When we act purely to make ourselves feel better in the moment we are not really “fighting” for our cause – we are getting a quick fix, usually at the expense of our own objectives. In fact, acting against our own objectives is really a “flight” response as we run from the actions (or inactions) that will help us.
We can’t always stop ourselves doing this. But we can take the moment we decide clearly so that when we reflect back on that moment we have no excuse but to see it as a decision we made rather than something we were forced to do based on the situation.
So, if you are angry and frustrated it’s either justified or it’s not. If it’s justified what you are really feeling is disappointment and you are having a “fight” response as a way of staying on your course. But if you try to push that anger and frustration to somebody else it’s either going to make them think you are disappointed in them, or it’s going to make them disappointed at you. This is rarely what you want to achieve and will rarely help you make the changes in yourself and the world that will reduce your disappointment in the future.
People tend to judge how much they are supporting others higher than the support they receive from others. I try not to but I might be failing.
People who know me often tell me I think differently to other people. Usually, this is framed as somehow being “innovative” or “creative”. The truth is I do believe I think differently to other people. I even have an old note that I wrote to myself about 15 years ago entitled “Way’s In Which I’m Different”.
I don’t really value “innovation” and “creativity” the way other people seem to think I do. I guess this is another way I’m different. But I suspect people are just trying to be kind. So I enjoy their kind words.
One of the ways I actually believe I’m different is that I have a hard time claiming to know how somebody else feels. I genuinely don’t like to pre-suppose I know how somebody feels. This means if I try to be supportive or helpful I typically don’t assume that I’ve succeeded unless they tell me.

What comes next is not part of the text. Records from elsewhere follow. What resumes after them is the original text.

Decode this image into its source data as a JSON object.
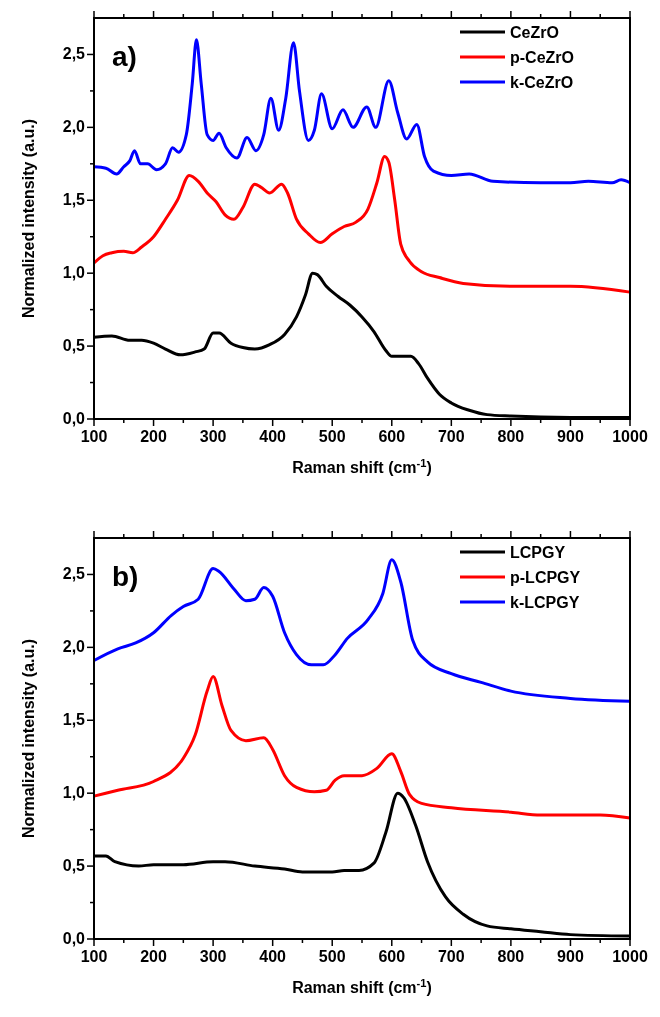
{
  "chart_data": [
    {
      "type": "line",
      "xlabel": "Raman shift (cm$^{-1}$)",
      "ylabel": "Normalized intensity (a.u.)",
      "annotations": [
        "a)"
      ],
      "legend": "top right",
      "xlim": [
        100,
        1000
      ],
      "ylim": [
        0,
        2.75
      ],
      "xticks": [
        100,
        {
          "value": 150,
          "label": null
        },
        200,
        {
          "value": 250,
          "label": null
        },
        300,
        {
          "value": 350,
          "label": null
        },
        400,
        {
          "value": 450,
          "label": null
        },
        500,
        {
          "value": 550,
          "label": null
        },
        600,
        {
          "value": 650,
          "label": null
        },
        700,
        {
          "value": 750,
          "label": null
        },
        800,
        {
          "value": 850,
          "label": null
        },
        900,
        {
          "value": 950,
          "label": null
        },
        1000
      ],
      "yticks": [
        {
          "value": 0,
          "label": "0,0"
        },
        {
          "value": 0.25,
          "label": null
        },
        {
          "value": 0.5,
          "label": "0,5"
        },
        {
          "value": 0.75,
          "label": null
        },
        {
          "value": 1,
          "label": "1,0"
        },
        {
          "value": 1.25,
          "label": null
        },
        {
          "value": 1.5,
          "label": "1,5"
        },
        {
          "value": 1.75,
          "label": null
        },
        {
          "value": 2,
          "label": "2,0"
        },
        {
          "value": 2.25,
          "label": null
        },
        {
          "value": 2.5,
          "label": "2,5"
        }
      ],
      "series": [
        {
          "name": "CeZrO",
          "color": "#000000",
          "x": [
            100,
            130,
            160,
            180,
            200,
            220,
            245,
            270,
            285,
            300,
            310,
            330,
            350,
            370,
            395,
            420,
            440,
            455,
            467,
            475,
            490,
            510,
            530,
            550,
            570,
            590,
            600,
            620,
            632,
            645,
            660,
            680,
            700,
            730,
            760,
            800,
            900,
            1000
          ],
          "values": [
            0.56,
            0.57,
            0.54,
            0.54,
            0.52,
            0.48,
            0.44,
            0.46,
            0.48,
            0.59,
            0.59,
            0.52,
            0.49,
            0.48,
            0.51,
            0.58,
            0.7,
            0.85,
            1.0,
            0.99,
            0.91,
            0.84,
            0.78,
            0.7,
            0.6,
            0.47,
            0.43,
            0.43,
            0.43,
            0.38,
            0.28,
            0.17,
            0.11,
            0.06,
            0.03,
            0.02,
            0.01,
            0.01
          ]
        },
        {
          "name": "p-CeZrO",
          "color": "#ff0000",
          "x": [
            100,
            115,
            130,
            150,
            165,
            180,
            200,
            220,
            240,
            260,
            275,
            290,
            305,
            320,
            335,
            350,
            370,
            380,
            395,
            415,
            425,
            440,
            460,
            480,
            500,
            520,
            540,
            560,
            575,
            588,
            595,
            605,
            615,
            630,
            650,
            680,
            720,
            800,
            900,
            1000
          ],
          "values": [
            1.07,
            1.12,
            1.14,
            1.15,
            1.14,
            1.18,
            1.25,
            1.37,
            1.5,
            1.67,
            1.63,
            1.55,
            1.49,
            1.4,
            1.37,
            1.45,
            1.61,
            1.59,
            1.55,
            1.61,
            1.55,
            1.37,
            1.27,
            1.21,
            1.27,
            1.32,
            1.35,
            1.44,
            1.62,
            1.8,
            1.76,
            1.5,
            1.2,
            1.08,
            1.01,
            0.97,
            0.93,
            0.91,
            0.91,
            0.87
          ]
        },
        {
          "name": "k-CeZrO",
          "color": "#0000ff",
          "x": [
            100,
            120,
            138,
            150,
            160,
            168,
            178,
            190,
            205,
            220,
            232,
            242,
            255,
            265,
            272,
            280,
            290,
            300,
            310,
            322,
            340,
            357,
            372,
            385,
            397,
            410,
            422,
            435,
            445,
            460,
            470,
            482,
            500,
            518,
            535,
            558,
            573,
            595,
            610,
            625,
            642,
            655,
            670,
            700,
            730,
            770,
            850,
            900,
            930,
            970,
            985,
            1000
          ],
          "values": [
            1.73,
            1.72,
            1.68,
            1.73,
            1.77,
            1.84,
            1.75,
            1.75,
            1.71,
            1.75,
            1.86,
            1.83,
            1.95,
            2.3,
            2.6,
            2.3,
            1.95,
            1.91,
            1.96,
            1.86,
            1.79,
            1.93,
            1.84,
            1.95,
            2.2,
            1.98,
            2.2,
            2.58,
            2.25,
            1.91,
            1.98,
            2.23,
            1.99,
            2.12,
            2.0,
            2.14,
            2.0,
            2.32,
            2.1,
            1.92,
            2.02,
            1.8,
            1.7,
            1.67,
            1.68,
            1.63,
            1.62,
            1.62,
            1.63,
            1.62,
            1.64,
            1.62
          ]
        }
      ]
    },
    {
      "type": "line",
      "xlabel": "Raman shift (cm$^{-1}$)",
      "ylabel": "Normalized intensity (a.u.)",
      "annotations": [
        "b)"
      ],
      "legend": "top right",
      "xlim": [
        100,
        1000
      ],
      "ylim": [
        0,
        2.75
      ],
      "xticks": [
        100,
        {
          "value": 150,
          "label": null
        },
        200,
        {
          "value": 250,
          "label": null
        },
        300,
        {
          "value": 350,
          "label": null
        },
        400,
        {
          "value": 450,
          "label": null
        },
        500,
        {
          "value": 550,
          "label": null
        },
        600,
        {
          "value": 650,
          "label": null
        },
        700,
        {
          "value": 750,
          "label": null
        },
        800,
        {
          "value": 850,
          "label": null
        },
        900,
        {
          "value": 950,
          "label": null
        },
        1000
      ],
      "yticks": [
        {
          "value": 0,
          "label": "0,0"
        },
        {
          "value": 0.25,
          "label": null
        },
        {
          "value": 0.5,
          "label": "0,5"
        },
        {
          "value": 0.75,
          "label": null
        },
        {
          "value": 1,
          "label": "1,0"
        },
        {
          "value": 1.25,
          "label": null
        },
        {
          "value": 1.5,
          "label": "1,5"
        },
        {
          "value": 1.75,
          "label": null
        },
        {
          "value": 2,
          "label": "2,0"
        },
        {
          "value": 2.25,
          "label": null
        },
        {
          "value": 2.5,
          "label": "2,5"
        }
      ],
      "series": [
        {
          "name": "LCPGY",
          "color": "#000000",
          "x": [
            100,
            120,
            135,
            175,
            200,
            250,
            300,
            320,
            370,
            420,
            450,
            500,
            520,
            545,
            570,
            590,
            610,
            620,
            640,
            660,
            690,
            720,
            760,
            800,
            850,
            900,
            1000
          ],
          "values": [
            0.57,
            0.57,
            0.53,
            0.5,
            0.51,
            0.51,
            0.53,
            0.53,
            0.5,
            0.48,
            0.46,
            0.46,
            0.47,
            0.47,
            0.52,
            0.73,
            1.0,
            0.97,
            0.78,
            0.53,
            0.29,
            0.17,
            0.09,
            0.07,
            0.05,
            0.03,
            0.02
          ]
        },
        {
          "name": "p-LCPGY",
          "color": "#ff0000",
          "x": [
            100,
            140,
            200,
            250,
            270,
            290,
            300,
            315,
            330,
            355,
            385,
            400,
            420,
            440,
            470,
            490,
            505,
            520,
            550,
            575,
            600,
            615,
            630,
            650,
            700,
            800,
            850,
            900,
            950,
            1000
          ],
          "values": [
            0.98,
            1.02,
            1.08,
            1.24,
            1.4,
            1.7,
            1.8,
            1.6,
            1.43,
            1.36,
            1.38,
            1.3,
            1.12,
            1.04,
            1.01,
            1.02,
            1.09,
            1.12,
            1.12,
            1.17,
            1.27,
            1.15,
            0.99,
            0.93,
            0.9,
            0.87,
            0.85,
            0.85,
            0.85,
            0.83
          ]
        },
        {
          "name": "k-LCPGY",
          "color": "#0000ff",
          "x": [
            100,
            140,
            170,
            200,
            230,
            250,
            275,
            300,
            310,
            335,
            355,
            370,
            385,
            400,
            420,
            440,
            465,
            485,
            505,
            525,
            560,
            585,
            600,
            615,
            635,
            660,
            700,
            750,
            800,
            900,
            1000
          ],
          "values": [
            1.91,
            1.99,
            2.03,
            2.1,
            2.22,
            2.28,
            2.33,
            2.54,
            2.52,
            2.4,
            2.32,
            2.33,
            2.41,
            2.35,
            2.1,
            1.95,
            1.88,
            1.88,
            1.95,
            2.06,
            2.19,
            2.37,
            2.6,
            2.45,
            2.05,
            1.9,
            1.82,
            1.76,
            1.7,
            1.65,
            1.63
          ]
        }
      ]
    }
  ]
}
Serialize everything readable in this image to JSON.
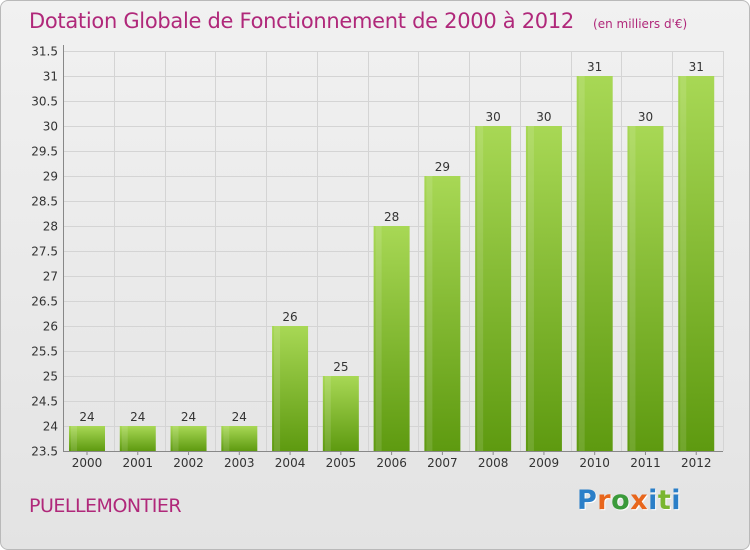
{
  "header": {
    "title": "Dotation Globale de Fonctionnement de 2000 à 2012",
    "unit_note": "(en milliers d'€)"
  },
  "footer": {
    "commune": "PUELLEMONTIER"
  },
  "logo": {
    "text": "Proxiti",
    "letters": [
      {
        "ch": "P",
        "color": "#2b7fc8"
      },
      {
        "ch": "r",
        "color": "#e8661c"
      },
      {
        "ch": "o",
        "color": "#3a9a3a"
      },
      {
        "ch": "x",
        "color": "#e8661c"
      },
      {
        "ch": "i",
        "color": "#2b7fc8"
      },
      {
        "ch": "t",
        "color": "#7ab630"
      },
      {
        "ch": "i",
        "color": "#2b7fc8"
      }
    ]
  },
  "colors": {
    "bar_light": "#a8d855",
    "bar_dark": "#5e9a10",
    "grid": "#d4d4d4",
    "axis_text": "#333333",
    "title": "#b0287a"
  },
  "chart_data": {
    "type": "bar",
    "title": "Dotation Globale de Fonctionnement de 2000 à 2012",
    "subtitle": "(en milliers d'€)",
    "xlabel": "",
    "ylabel": "",
    "categories": [
      "2000",
      "2001",
      "2002",
      "2003",
      "2004",
      "2005",
      "2006",
      "2007",
      "2008",
      "2009",
      "2010",
      "2011",
      "2012"
    ],
    "values": [
      24,
      24,
      24,
      24,
      26,
      25,
      28,
      29,
      30,
      30,
      31,
      30,
      31
    ],
    "data_labels": [
      "24",
      "24",
      "24",
      "24",
      "26",
      "25",
      "28",
      "29",
      "30",
      "30",
      "31",
      "30",
      "31"
    ],
    "ylim": [
      23.5,
      31.5
    ],
    "yticks": [
      23.5,
      24,
      24.5,
      25,
      25.5,
      26,
      26.5,
      27,
      27.5,
      28,
      28.5,
      29,
      29.5,
      30,
      30.5,
      31,
      31.5
    ],
    "ytick_labels": [
      "23.5",
      "24",
      "24.5",
      "25",
      "25.5",
      "26",
      "26.5",
      "27",
      "27.5",
      "28",
      "28.5",
      "29",
      "29.5",
      "30",
      "30.5",
      "31",
      "31.5"
    ],
    "grid": true,
    "legend": "none"
  }
}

Interestingly, sometimes I’m told I’m not “empathetic”. This is rarely said in a nasty way – my wife says it the most often, so I know it’s not something that makes me unbearable, or unloveable.
But I believe this idea that I might lack “empathy” is related to my unwillingness to presume to know what somebody is feeling.
It’s possible that when I communicate I’m so committed to not presuming that I know what goes on inside another person’s mind, or to presume I know how they feel, that I’m coming across as not empathetic. When I try to take the next step it often feels fake – not because I’m faking emotions, but because I know I can’t feel what they feel. But I do care, and I do try to help.
Like an introvert who finds communication with others draining, genuinely caring for others takes energy, and time, and must never be faked.
There is a trend I’ve noticed where people refer to themselves as “empaths”. I believe they think this means they have a special intuition about how others are feeling and take these emotions on themselves. I can’t relate to that concept. One interpretation of me not being able to understand a so-called “empath” might be that I myself lack empathy. But I have other theories.
I believe those that call themselves “empaths” are doing one of two things. Either, they are so self-centred that they cannot think about the feelings of others without making it all about themselves. Alternatively, they are so lacking and out-of-touch with their own genuine feelings that they have to reach out and adopt the feelings of others in order to feel emotionally connected to the world.
It feels too personal to write about this, and again I feel it’s presumptuous to claim any knowledge of how others feel – even how empaths feel. But because I am thinking about it now does that make me finally more empathetic, or does it mean I’m an empath? Or just pathetic.